Anonymization Standards
When we refer to “anonymized” or “aggregated” data in this policy, we mean data that has been processed to meet the following standards:
- All direct identifiers (names, emails, user IDs, IP addresses) are permanently removed.
- Indirect identifiers (timestamps, activity categories, location labels) are generalized to prevent re-identification (e.g., timestamps rounded to the week; location labels grouped into broad categories).
Privacy Guarantee: Anonymized data meeting these standards is no longer considered personal data. We do not share aggregated research data with third-party advertisers.
Automated Processing Disclosure
Bounded Self uses automated processing to provide recommended baselines for energy budget, generate trend visualizations, and produce weekly insight summaries using statistical descriptive measures such as rolling averages, detecting large deviations from the mean, and other standard statistical methods. These features are informational tools based on your self-reported data. They provide information towards the decisions in your actions, but do not take or make those decisions or purport to contain all of the information needed to decide on a course of action.
You may contest or request human review of any automated output by contacting privacy@boundedself.com. You also have the right to opt out of automated insight generation at any time via Settings > System Behavior > Insight Display Limit without affecting your ability to use the core logging features.
5. Cookies & Tracking Technologies
We use cookies and similar technologies to operate, secure, and improve Bounded Self. This section describes what technologies we use and how you can control them.

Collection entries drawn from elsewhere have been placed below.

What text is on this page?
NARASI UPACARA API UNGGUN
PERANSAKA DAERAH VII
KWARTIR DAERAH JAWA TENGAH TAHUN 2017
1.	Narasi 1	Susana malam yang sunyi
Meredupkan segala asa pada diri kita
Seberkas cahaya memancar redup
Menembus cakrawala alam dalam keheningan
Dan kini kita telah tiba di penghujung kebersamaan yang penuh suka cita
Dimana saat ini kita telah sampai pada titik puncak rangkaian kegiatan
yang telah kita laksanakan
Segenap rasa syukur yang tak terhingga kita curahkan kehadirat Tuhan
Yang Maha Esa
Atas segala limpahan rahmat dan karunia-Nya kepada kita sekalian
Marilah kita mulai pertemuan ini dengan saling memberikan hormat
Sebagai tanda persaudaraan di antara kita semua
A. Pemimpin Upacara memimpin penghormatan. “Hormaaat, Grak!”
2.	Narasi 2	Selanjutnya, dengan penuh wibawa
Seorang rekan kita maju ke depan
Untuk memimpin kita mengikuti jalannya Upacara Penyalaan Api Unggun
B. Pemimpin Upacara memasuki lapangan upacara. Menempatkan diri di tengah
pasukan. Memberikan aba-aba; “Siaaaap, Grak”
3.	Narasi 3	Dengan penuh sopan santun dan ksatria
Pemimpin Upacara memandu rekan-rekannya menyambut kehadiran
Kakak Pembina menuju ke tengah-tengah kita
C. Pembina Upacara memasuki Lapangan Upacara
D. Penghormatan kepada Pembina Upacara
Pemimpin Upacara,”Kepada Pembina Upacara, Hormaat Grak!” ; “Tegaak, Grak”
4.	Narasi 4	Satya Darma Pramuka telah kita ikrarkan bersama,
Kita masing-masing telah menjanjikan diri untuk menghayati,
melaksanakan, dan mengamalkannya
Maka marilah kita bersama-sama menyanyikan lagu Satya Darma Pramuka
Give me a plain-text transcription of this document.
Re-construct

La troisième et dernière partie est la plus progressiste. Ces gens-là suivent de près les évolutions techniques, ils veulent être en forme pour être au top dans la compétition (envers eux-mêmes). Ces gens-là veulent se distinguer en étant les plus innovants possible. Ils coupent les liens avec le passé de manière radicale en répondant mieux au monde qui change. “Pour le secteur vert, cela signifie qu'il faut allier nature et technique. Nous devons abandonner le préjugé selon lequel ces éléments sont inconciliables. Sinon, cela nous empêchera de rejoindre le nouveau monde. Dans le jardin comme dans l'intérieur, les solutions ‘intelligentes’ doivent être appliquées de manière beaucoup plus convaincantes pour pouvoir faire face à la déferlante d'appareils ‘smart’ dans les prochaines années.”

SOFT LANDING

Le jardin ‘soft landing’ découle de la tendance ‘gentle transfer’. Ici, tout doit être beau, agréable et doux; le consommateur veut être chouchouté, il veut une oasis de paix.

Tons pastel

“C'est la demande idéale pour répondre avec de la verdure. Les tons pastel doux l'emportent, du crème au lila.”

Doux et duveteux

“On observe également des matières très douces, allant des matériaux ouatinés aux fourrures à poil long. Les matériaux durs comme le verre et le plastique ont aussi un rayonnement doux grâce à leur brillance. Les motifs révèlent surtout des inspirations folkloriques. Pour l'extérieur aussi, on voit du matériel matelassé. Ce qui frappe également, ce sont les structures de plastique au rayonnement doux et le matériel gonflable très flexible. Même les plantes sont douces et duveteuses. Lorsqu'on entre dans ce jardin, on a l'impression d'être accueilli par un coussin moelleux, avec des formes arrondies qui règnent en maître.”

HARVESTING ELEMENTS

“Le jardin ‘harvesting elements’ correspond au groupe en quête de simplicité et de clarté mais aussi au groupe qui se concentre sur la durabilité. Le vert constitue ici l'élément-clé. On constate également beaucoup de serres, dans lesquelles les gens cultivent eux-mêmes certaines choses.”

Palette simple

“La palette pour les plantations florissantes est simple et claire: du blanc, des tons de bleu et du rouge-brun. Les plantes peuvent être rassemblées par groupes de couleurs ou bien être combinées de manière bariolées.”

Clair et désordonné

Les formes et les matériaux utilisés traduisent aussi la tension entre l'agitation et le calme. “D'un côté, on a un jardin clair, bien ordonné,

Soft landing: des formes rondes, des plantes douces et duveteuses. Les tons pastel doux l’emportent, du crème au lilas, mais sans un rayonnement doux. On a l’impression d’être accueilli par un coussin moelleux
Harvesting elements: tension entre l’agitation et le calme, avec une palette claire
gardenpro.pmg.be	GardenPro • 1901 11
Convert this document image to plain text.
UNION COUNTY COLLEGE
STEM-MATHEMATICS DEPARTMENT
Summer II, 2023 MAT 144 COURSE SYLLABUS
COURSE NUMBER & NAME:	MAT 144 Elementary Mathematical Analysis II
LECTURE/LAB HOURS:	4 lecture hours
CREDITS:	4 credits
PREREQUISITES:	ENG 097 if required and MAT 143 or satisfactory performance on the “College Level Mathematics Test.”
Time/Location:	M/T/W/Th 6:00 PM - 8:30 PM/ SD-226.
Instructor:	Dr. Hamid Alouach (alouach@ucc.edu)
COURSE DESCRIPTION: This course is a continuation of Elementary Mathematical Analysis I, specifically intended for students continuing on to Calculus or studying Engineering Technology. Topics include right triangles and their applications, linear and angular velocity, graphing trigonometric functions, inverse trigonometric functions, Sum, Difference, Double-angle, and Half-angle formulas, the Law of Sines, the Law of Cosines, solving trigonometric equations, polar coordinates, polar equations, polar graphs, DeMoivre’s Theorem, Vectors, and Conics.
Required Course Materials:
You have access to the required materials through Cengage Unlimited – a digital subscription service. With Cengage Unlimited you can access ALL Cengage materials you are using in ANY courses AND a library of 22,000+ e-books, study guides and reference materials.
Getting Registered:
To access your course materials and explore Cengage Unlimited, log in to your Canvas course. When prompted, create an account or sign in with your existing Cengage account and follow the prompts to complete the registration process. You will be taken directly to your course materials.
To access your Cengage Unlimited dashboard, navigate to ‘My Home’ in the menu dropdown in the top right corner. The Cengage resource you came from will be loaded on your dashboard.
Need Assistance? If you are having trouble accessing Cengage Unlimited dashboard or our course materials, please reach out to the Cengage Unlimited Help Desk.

A. Strictly Necessary Cookies
These cookies are essential for the app to function and cannot be disabled. They include session authentication tokens, CSRF protection tokens, and cookie consent preference storage. Legal basis: Legitimate Interest.
B. Analytics Cookies
PostHog is used to collect anonymized usage data such as page views, feature usage frequency, and session duration. These cookies are only placed with your consent via our cookie banner. You may withdraw consent at any time via Settings > Privacy > Cookie Preferences. Legal basis: Consent.
C. Third-Party Cookies
We do not use any third-party advertising cookies. Stripe may place cookies strictly necessary for payment processing. Google may place cookies if you use Google OAuth for login. These third-party cookies are governed by the respective provider’s privacy policy.
D. How to Control Cookies
You can manage your cookie preferences at any time through Settings > Privacy > Cookie Preferences, or by adjusting your browser settings. Note that disabling strictly necessary cookies may prevent the app from functioning correctly.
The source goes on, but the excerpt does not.